Elle s’allonge, m’attire entre ses cuisses, les ouvre…
Je me place à 4 pattes, offerte à son amant, ma langue dans sa foufoune …
Il me prend vertement, en levrette, s’agrippant à mes hanches, me baisant avec fougue, me portant à plusieurs orgasmes…
Sa queue est devenue un pieu d’acier qui me fourre comme un étalon…
- Oh, oui !... C’est bon !... Encore !... Prends-moi… Tu peux changer de trou…
Le doigt d’Hélène me prépare… Un doigt étale mes sécrétions de femme, autour de mon troufignon…
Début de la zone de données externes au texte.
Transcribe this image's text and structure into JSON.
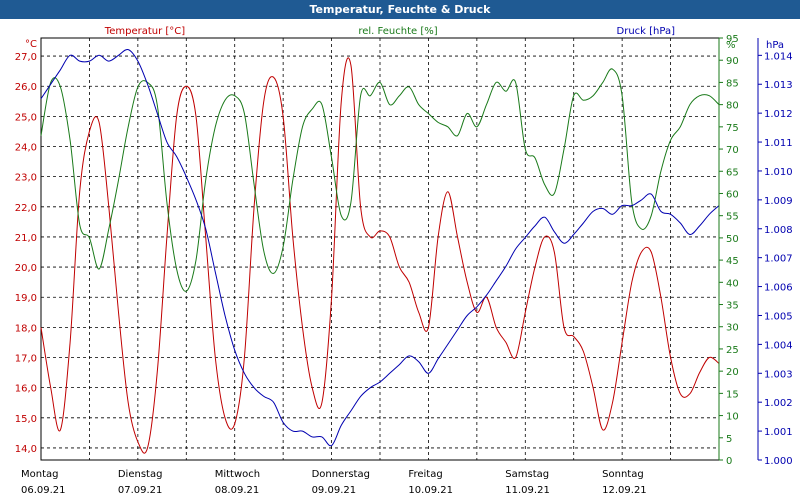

Il se replace, me vise, pousse, m’empale, je crie de surprise, je gémis de plaisir, il me sodomise avec passion, tendre, doux, il accélère, me porte aux nues…
Je suis sienne… Elle m’assiste, me partage, se caresse, s’offre, écartelée, je bois son nectar, elle jouit de me regarder empalée par le membre de son amant !...
Elle se place comme moi et il se rue en elle ; l’encule comme sa chose, sa soumise, et se vide en elle sans façons…
- Oh que c’est bon de baiser avec vous !... Divines déesses de l’amour… Je vous ai adorées… Deux fourreaux délicieux, des seins magnifiques, qui remplissent mes mains d’amant libertin… Merci les filles ! J’ai une faim de loup ce soir !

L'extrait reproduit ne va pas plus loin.